The circuit is large: the wavefront descends one bundle branch, activates ventricular myocardium at the apex, crosses the interventricular septum, and then ascends the other bundle branch retrogradely. It passes through the His bundle and re-enters the descending limb. This is macro-reentry through the conduction system.

BBRVT almost always occurs in patients with dilated cardiomyopathy and pre-existing conduction disease. The substrate is a diseased His-Purkinje system with prolonged conduction times. A long HV interval (≥60 ms) at baseline is the hallmark. The slowed conduction through damaged bundle branches provides the time necessary for the tissue ahead to recover excitability, allowing the circuit to sustain.

In the typical form, the wavefront travels down the right bundle branch (antegradely), crosses the ventricular myocardium at the apex, and ascends the left bundle branch (retrogradely). Because ventricular activation begins via the right bundle branch, the resulting QRS has an LBBB morphology.

Here is the diagnostic trap. Because BBRVT uses the same bundle branch for antegrade ventricular activation that the patient uses during sinus rhythm, the QRS morphology during tachycardia is often identical to the patient's baseline QRS.

A patient with baseline LBBB who develops BBRVT will have a VT that looks exactly like their sinus rhythm LBBB. The only difference is the rate. This makes the arrhythmia easy to dismiss as sinus tachycardia or SVT with pre-existing LBBB.

The less common form runs the circuit in reverse: down the left bundle branch and up the right bundle branch. This produces an RBBB-morphology VT and is seen in patients with baseline RBBB.

The intracardiac electrogram provides definitive proof. During BBRVT, a His bundle electrogram precedes every QRS complex. The HV interval during VT is equal to or longer than the HV interval in sinus rhythm. This confirms that the His-Purkinje system is part of the circuit, driving ventricular activation.

Additional findings: the right bundle branch potential precedes ventricular activation on the RBB recording catheter. Changes in the bundle branch electrogram timing directly correlate with changes in the tachycardia cycle length. If the RBB interval fluctuates, the VV interval fluctuates in lockstep.

Programmed stimulation (the formal protocol is covered in Volume VI, Chapter 6) typically induces the tachycardia with relative ease in these patients. The induction often requires only a single extrastimulus from the right ventricle.

BBRVT is one of the most satisfying ablation targets in electrophysiology. The right bundle branch serves as the antegrade limb of the circuit in the typical form. A single radiofrequency lesion on the right bundle branch permanently eliminates the circuit.

Why the right bundle branch? The left bundle branch is the dominant pathway for normal antegrade ventricular activation. Ablating it would worsen conduction and likely require a pacemaker. The right bundle branch, by contrast, contributes relatively little to normal ventricular depolarization in these patients (who already have diseased conduction). Its ablation is tolerated well.

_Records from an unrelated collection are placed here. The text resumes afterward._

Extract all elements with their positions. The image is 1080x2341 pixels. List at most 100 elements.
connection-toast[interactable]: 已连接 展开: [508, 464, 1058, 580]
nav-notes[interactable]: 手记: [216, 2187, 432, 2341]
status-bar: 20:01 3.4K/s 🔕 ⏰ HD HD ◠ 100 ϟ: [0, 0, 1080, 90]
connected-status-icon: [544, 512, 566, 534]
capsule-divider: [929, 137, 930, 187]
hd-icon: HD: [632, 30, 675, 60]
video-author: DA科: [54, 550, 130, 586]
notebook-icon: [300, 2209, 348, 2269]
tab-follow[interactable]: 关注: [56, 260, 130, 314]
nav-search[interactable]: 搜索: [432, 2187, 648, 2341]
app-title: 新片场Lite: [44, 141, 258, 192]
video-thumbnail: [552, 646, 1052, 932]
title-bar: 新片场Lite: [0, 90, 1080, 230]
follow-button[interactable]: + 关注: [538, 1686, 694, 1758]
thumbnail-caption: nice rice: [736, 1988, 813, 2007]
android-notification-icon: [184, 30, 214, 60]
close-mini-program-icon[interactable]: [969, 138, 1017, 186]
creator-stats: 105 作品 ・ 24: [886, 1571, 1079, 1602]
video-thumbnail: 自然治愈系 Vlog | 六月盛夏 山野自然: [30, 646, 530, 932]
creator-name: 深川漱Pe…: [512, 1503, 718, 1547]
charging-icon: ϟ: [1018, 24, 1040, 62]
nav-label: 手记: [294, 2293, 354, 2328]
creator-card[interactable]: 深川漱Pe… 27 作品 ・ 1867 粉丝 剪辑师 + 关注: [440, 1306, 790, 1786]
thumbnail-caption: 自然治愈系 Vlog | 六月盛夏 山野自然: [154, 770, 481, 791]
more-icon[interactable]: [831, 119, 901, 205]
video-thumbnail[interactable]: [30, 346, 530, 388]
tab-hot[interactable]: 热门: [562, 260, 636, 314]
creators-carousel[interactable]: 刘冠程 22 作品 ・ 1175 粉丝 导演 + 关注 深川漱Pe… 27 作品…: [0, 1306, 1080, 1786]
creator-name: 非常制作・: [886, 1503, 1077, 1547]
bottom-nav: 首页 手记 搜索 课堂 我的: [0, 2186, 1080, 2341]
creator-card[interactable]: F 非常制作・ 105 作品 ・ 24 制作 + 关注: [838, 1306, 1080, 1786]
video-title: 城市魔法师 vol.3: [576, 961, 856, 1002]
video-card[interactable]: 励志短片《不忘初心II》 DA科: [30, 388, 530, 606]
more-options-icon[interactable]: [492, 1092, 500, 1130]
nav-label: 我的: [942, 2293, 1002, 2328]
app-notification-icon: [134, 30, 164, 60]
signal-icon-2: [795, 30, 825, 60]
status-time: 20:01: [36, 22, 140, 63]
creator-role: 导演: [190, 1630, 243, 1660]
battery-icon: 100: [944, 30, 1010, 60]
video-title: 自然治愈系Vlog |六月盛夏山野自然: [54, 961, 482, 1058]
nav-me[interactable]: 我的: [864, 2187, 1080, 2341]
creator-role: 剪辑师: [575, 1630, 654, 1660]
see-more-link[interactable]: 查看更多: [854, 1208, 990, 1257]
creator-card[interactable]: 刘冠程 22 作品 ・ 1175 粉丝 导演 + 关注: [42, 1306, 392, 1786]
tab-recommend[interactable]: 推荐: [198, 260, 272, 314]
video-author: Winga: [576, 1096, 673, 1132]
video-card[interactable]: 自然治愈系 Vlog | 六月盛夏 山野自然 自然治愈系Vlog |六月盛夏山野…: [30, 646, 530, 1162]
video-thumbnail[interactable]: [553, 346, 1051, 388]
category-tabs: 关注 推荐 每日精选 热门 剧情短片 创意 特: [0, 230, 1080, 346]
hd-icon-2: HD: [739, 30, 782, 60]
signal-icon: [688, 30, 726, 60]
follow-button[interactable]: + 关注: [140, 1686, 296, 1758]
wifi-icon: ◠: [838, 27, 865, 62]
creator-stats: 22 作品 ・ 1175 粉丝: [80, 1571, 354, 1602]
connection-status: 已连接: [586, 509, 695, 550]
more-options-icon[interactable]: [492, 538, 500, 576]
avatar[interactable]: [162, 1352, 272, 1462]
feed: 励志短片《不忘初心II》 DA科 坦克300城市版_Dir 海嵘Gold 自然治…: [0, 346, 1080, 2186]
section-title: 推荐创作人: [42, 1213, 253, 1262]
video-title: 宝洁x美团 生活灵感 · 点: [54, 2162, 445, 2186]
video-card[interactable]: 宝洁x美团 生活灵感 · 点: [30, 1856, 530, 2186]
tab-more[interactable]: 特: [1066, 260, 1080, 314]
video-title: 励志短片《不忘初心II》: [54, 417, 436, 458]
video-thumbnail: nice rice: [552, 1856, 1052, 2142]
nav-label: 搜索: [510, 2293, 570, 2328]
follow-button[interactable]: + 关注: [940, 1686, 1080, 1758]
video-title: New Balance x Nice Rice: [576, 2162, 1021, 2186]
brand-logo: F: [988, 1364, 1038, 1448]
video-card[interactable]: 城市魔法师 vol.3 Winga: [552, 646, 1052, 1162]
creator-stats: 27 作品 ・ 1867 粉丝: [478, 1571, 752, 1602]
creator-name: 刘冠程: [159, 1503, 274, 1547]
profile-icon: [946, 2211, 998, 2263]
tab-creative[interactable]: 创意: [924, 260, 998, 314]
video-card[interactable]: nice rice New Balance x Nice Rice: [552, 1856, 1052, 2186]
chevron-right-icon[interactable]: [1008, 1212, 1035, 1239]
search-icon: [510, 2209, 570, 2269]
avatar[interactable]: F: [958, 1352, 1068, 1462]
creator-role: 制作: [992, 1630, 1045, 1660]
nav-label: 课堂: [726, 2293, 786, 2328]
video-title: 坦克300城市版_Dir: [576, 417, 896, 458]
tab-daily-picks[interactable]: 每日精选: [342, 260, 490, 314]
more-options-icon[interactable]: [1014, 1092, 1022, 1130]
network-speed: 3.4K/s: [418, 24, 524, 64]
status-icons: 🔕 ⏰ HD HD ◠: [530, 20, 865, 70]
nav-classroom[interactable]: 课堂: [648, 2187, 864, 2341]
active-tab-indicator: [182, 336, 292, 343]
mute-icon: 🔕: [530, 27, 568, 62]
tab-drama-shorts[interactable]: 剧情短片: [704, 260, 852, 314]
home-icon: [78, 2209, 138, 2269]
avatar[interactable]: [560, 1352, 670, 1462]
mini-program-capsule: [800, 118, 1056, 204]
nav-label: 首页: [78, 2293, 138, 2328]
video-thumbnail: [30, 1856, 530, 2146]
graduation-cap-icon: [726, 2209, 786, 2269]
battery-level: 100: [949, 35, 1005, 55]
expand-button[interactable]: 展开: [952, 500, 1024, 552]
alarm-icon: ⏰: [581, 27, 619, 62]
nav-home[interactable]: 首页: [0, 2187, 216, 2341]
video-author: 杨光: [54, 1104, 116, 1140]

After successful ablation, the patient develops complete RBBB on the surface ECG. The VT is no longer inducible. However, these patients still have severe cardiomyopathy with a substrate capable of generating scar-related VT through different mechanisms. Most will still require an implantable cardioverter-defibrillator (ICD) for protection against other arrhythmias.

Fascicular VT ablation targets the slow calcium-dependent pathway at the midseptum of the left ventricle. Activation mapping during tachycardia (Volume VI, Chapter 3) identifies a diastolic potential (the "P1 potential") along the septum. Ablation at this site eliminates the slow limb and cures the arrhythmia. Because these patients have structurally normal hearts, no ICD is needed.